We emphasize that a sentence might strike reasonable persons as overly punitive, socially unjustified, and a mistake in judgment by the legislature, without necessarily causing moral shock.

Nor does the "rational basis" test impose anything resembling a serious impediment to duly enacted legislation. As we have noted in a different context but with respect to the same standard of review, it derives from United States Supreme Court cases, and those cases and Oregon cases that follow them "`reduce to * * * nearly total deference. * * * Since the New Deal, the number of times the Court has struck down statutes because they fail rationality review can probably be counted on the fingers of one hand.'" Advanced Drainage Systems, Inc. v. City of Portland, 214 Or.App. 534, 540-41, 166 P.3d 580 (2007) (quoting Cox v. State of Oregon, 191 Or.App. 1, 14, 80 P.3d 514 (2003) (Schuman, J., concurring)). Nothing in this case persuades us that the sentence is irrational under that standard. We therefore conclude that it did not violate defendant's right under Article I, section 16.

Affirmed.

NOTES

[1] Article I, section 16, of the Oregon Constitution provides, in part:

"Cruel and unusual punishments shall not be inflicted, but all penalties shall be proportioned to the offense."

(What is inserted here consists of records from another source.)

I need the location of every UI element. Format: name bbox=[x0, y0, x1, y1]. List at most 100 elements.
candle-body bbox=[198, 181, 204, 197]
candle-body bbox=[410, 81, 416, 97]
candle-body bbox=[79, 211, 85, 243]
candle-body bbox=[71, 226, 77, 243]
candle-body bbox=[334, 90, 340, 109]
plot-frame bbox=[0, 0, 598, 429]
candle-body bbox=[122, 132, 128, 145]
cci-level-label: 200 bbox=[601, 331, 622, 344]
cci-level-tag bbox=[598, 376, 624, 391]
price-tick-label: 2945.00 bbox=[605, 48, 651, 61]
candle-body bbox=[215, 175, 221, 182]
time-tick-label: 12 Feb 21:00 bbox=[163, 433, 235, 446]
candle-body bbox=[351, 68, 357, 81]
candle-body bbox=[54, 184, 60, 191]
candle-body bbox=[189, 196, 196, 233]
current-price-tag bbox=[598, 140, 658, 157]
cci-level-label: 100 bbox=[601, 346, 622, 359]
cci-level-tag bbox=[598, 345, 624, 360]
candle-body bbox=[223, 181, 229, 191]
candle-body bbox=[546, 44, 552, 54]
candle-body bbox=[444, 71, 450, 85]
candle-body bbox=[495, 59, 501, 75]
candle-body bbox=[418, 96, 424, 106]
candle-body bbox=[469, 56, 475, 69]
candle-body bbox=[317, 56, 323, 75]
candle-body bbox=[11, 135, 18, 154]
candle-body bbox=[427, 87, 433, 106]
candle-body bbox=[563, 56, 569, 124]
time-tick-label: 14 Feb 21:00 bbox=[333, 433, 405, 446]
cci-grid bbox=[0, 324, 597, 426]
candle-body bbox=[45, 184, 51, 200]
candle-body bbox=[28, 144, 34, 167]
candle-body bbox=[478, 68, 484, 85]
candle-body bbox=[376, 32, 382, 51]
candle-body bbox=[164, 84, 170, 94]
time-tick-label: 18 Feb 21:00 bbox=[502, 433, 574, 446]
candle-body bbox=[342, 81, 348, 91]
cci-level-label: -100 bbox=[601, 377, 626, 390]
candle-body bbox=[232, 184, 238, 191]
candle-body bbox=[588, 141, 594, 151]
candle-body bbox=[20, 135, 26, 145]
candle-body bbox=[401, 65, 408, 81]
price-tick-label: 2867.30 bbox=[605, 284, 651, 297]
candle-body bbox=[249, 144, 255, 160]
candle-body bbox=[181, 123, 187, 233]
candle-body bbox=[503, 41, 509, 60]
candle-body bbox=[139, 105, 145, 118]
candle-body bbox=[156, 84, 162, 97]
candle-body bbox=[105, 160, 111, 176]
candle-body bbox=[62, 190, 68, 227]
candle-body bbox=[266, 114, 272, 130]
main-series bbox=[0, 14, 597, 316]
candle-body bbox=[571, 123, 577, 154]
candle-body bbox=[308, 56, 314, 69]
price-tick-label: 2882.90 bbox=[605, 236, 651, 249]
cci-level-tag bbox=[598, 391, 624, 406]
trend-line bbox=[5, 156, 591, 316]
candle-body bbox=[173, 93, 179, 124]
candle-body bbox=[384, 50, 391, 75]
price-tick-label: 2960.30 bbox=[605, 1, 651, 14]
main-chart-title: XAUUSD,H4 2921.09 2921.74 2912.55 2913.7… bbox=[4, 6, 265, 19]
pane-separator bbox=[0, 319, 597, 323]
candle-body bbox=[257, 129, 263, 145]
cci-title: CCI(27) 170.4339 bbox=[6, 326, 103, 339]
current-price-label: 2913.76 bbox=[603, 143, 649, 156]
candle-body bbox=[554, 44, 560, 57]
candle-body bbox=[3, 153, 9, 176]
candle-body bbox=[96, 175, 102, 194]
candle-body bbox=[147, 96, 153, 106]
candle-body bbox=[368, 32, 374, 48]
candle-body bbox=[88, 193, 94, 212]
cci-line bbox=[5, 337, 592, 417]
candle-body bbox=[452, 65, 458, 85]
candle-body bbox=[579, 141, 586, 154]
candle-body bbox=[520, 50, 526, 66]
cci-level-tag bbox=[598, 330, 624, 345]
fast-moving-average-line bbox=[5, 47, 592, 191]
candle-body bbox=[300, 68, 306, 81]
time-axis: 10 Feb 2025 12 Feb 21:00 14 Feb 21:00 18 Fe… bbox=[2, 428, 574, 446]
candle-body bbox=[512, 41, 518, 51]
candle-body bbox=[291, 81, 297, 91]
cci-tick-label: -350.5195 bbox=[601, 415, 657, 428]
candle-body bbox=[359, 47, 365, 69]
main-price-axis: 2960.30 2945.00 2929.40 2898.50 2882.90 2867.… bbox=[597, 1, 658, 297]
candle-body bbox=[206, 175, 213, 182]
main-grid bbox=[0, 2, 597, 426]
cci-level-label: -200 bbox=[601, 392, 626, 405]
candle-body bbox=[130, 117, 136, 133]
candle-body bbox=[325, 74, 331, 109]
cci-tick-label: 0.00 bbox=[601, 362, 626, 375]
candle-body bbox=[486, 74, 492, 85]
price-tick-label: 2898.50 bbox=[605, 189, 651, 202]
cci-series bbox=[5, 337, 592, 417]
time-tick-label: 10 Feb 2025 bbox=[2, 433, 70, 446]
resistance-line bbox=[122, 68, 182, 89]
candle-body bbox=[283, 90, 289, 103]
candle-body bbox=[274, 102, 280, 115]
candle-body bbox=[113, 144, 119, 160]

[2] We note that, under OAR XXX-XXX-XXXX(1), the term of PPS for intentional murder is "the remainder of the offender's life, unless the Board [of Parole and Post-Prison Supervision (board)] finds a shorter term appropriate. In no case shall the term of supervision be less than three years." We need not, and do not, decide whether, in light of the board's authority to shorten it, a lifetime PPS term for intentional murder is a proportionally lesser sentence than the "mandatory" life PPS term imposed for defendant's offenses.